MANK (2020): Humanismo piegas

MANK tem escolhas estéticas inventivas, mas não desenvolve bem o drama do seu protagonista.

 

Mank (2020) narra a história de Herman J. Mankiewicz, roteirista que ficou famoso, especialmente, por assinar o roteiro do clássico Cidadão Kane (1941) junto com Orson Welles. O longa de David Fincher se foca, especificamente, em polêmicas envolvendo a autoria do texto da famosa obra.

Apesar de ser um filme de época sobre o cinema, Fincher não tenta emular uma obra dos anos 30 ou 40. Inclusive a unidade estilística do cineasta reforça, justamente, o que existe de mais artificial nesse entorno: as sacadas nos diálogos, a pose dos atores, os cenários grandiosos, a natureza falsa na paisagem (a cena do zoológico particular é das que melhor assume isso).
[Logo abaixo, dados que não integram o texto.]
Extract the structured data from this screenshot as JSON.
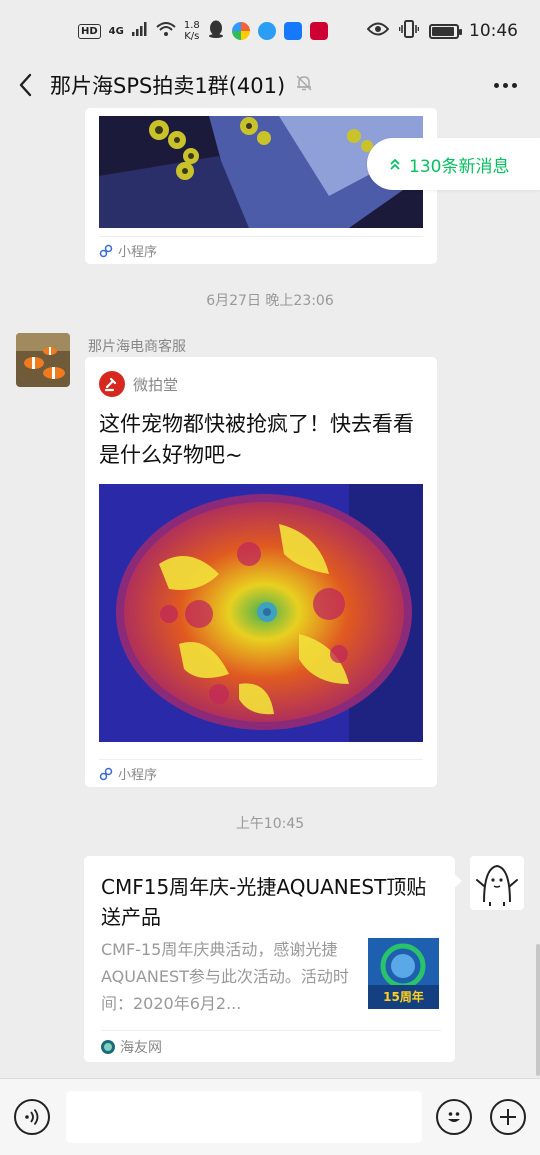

Uma grande ironia na obra é que, ainda que o longa questione a autoria de Orson Welles sobre seu filme, Fincher se apropria de escolhas de linguagem que remetem muito ao diretor de Cidadão Kane.

A maneira como o cineasta estiliza as cenas, evidencia a grandiosidade dos cenários, intercala a decupagem entre planos próximos estilizados e planos gerais com alta profundidade de campo sem dúvida iria agradar Welles.

E ainda que essa abordagem visual seja muito bem trabalhada, eu sinto que o diretor deixa de lado algumas questões mais essenciais da encenação dramática. Me parece que esse tom assumidamente artificial e até maneirista não casa com o humanismo que o personagem de Mank deve passar para o drama evoluir.

O personagem até funciona muito bem em um tom cínico a partir dessas construções. Sem dúvida os melhores momentos são quando Fincher equilibra esse cinismo com a agilidade da decupagem. Mas no fim das contas é um protagonista que soa distante.

O longa vende essa ideia de alguém sensível e em crise, contextualiza esse lado humano de vários modos (o subplot político, a relação familiar do protagonista com as ajudantes), mas não consegue passar essa sensação de intimidade através da abordagem farsesca.

O personagem está sempre interpretando o papel do cara escroto que no fundo tem um bom coração, mas quando a dinâmica do filme depende desse lado humano e rejeita o cinismo, o filme perde a força

Ainda que David Fincher apresente uma abordagem estética bastante elaborada e, ironicamente, muito wellesiana, a obra não se desenvolve bem. No fim das contas talvez esse humanismo mais piegas realmente não seja a praia do cineasta, mesmo o fraco O Curioso Caso de Benjamin Button (2008) já comprova isso.